Secret information: The currency of power
http://atimes.com/atimes/Global_Economy/GECON-02-231213.html
Secret information: The currency of power
By Lars Schall
Dec 18, '13
The transcript of the following interview was exclusively arranged for Asia Times Online. An audio file of the interview is published at the German financial web site "Die Metallwoche" here.
Thomas Drake, born 1957, is a former senior executive at the US National Security Agency who blew the whistle on a multi-billion dollar program fraud and cover up as well as the NSA's secret unlawful surveillance program. The US Department of Justice prosecuted and indicted him under the World War I-era Espionage Act in April, 2010, under 10 felony counts including that he "mishandled documents". The case against him ultimately collapsed. He eventually pled to one misdemeanor count for exceeding authorized use of a computer. He is a former airborne crypto-linguist and electronic warfare mission crew supervisor. From 1991-1998 he worked at Booz Allen Hamilton as a management, strategy and technology consultant and software quality engineer. In 2011, Drake became the recipient of the Ridenhour Truth-Telling Prize and co-recipient of the Sam Adams Award. He holds a Bachelor's and two Master's degrees as well as numerous graduate certificates.
Lars Schall: Thomas, the first question that I would have for you is, why did you a) join the Signal Intelligence Directorate of the US National Security Agency in late summer 2001; and b) leave the NSA in 2008?

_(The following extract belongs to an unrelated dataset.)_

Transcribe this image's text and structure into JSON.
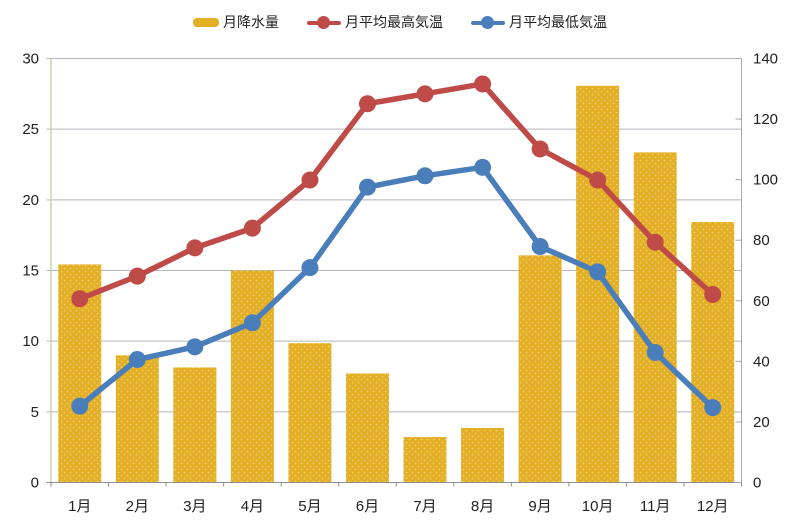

Thomas Drake: Well, between those two dates a lot happened. I joined NSA in 2001 as a result of a special outside hiring program that was led by then director Michael Hayden, a director of NSA during the 2000 period. There had been a lot of pressure even in the late '90s. The NSA was growing increasingly irrelevant and having great difficulty keeping up with the challenges of the digital age, and a number of stakeholders, particularly Congress, began placing a lot of pressure on NSA to hire outsiders - people who had not grown up at NSA, had not been promoted at NSA, people who came from other parts of government but particular came from outside of government, even if they had government experience, but people that were not embedded, as they say, in the culture - and so about a dozen of us [were ultimately hired] after going through a formal application for jobs that had actually been advertised in a number of the leading newspapers across the United States.